5.9-magnitude earthquake strikes near Pacific island of Tonga; no casualties, damage reported

By Ray Lilley, AP
Wednesday, April 21, 2010

Earthquake strikes near Pacific island of Tonga

WELLINGTON, New Zealand — A 5.9-magnitude earthquake hit near the Pacific island of Tonga on Thursday, but no casualties or damage were reported and no tsunami warning was issued.

The quake struck 65 miles (135 kilometers) northeast of Hihifo, Tonga, at a depth of 21 miles (35 kilometers).

Many residents of American Samoa felt the quake and went out to look at the ocean while listening to radio broadcasts.

“Nothing is registered on our censors for tsunami waves,” according to Carol Baqui, a forecaster with the American Samoa weather service.

No tsunami warning was issued by the Pacific Tsunami Warning Center in Hawaii.

Police in the Samoan capital, Apia, said they had no reports on the temblor. “We didn’t feel any earthquake,” an officer, who declined to be named, said.

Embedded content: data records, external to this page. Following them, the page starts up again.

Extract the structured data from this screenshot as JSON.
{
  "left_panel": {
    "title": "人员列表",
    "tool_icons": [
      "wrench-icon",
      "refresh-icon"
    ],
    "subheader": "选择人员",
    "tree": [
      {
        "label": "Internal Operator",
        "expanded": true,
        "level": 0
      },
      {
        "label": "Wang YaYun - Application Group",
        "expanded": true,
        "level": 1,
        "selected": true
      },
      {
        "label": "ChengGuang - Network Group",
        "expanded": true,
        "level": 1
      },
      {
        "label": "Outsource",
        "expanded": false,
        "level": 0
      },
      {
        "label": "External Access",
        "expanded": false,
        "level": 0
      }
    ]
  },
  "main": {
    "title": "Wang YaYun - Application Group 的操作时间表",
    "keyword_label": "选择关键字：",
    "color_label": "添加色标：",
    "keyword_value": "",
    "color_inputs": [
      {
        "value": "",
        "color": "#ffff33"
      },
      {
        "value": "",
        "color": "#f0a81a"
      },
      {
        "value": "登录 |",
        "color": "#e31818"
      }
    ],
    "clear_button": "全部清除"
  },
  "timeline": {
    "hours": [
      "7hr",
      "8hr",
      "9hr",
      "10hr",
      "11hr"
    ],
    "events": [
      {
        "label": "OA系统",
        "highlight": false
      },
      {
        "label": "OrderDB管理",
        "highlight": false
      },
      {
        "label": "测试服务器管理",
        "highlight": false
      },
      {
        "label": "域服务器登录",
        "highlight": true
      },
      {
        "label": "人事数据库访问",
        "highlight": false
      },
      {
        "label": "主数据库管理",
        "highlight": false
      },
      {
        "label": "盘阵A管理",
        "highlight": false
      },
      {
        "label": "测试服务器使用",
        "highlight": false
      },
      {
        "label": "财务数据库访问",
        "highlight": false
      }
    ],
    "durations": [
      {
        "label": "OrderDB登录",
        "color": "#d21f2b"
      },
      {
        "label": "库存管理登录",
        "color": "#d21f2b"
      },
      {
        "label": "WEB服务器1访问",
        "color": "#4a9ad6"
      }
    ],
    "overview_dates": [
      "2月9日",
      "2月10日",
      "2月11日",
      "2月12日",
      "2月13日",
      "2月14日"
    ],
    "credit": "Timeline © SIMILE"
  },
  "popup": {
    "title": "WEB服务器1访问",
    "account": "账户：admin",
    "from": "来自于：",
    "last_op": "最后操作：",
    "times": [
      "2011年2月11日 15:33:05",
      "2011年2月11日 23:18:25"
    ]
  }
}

Julie Dutton, a geophysicist with the U.S. Geological Survey in Golden, Colorado, it was a relatively small quake.

“Right now we don’t have any reports of it being felt. It’s pretty far off the coast so we’re not anticipating anything damaging,” Dutton said.

Preliminary estimates put the quake at 6.2, but that was later downgraded to 5.9.

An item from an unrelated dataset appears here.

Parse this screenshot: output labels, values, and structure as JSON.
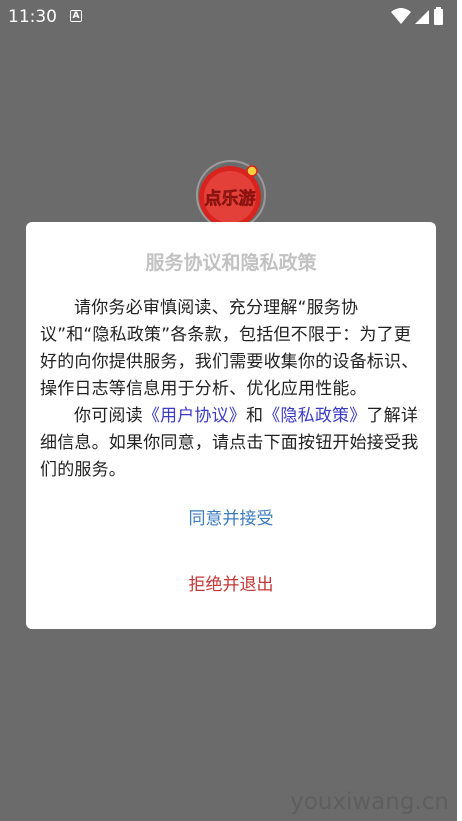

A magnitude 8.0 earthquake close to neighboring Samoa last Sept. 29 killed 34 people in American Samoa, 183 in Samoa and nine in Tonga, when tsunami waves up to 46 feet (14 meters) high crashed ashore. It also created a sea floor fault up to 190 miles (300 kilometers) long and 23 feet (7 meters) deep.

About 90 percent of the world’s temblors occur in the so-called “Ring of Fire” — an arc of earthquake and volcanic zones that stretches around the Pacific Rim.

Associated Press writers Fili Sagapolutele in Pago Pago, American Samoa, and David Melendy in Washington contributed to this report.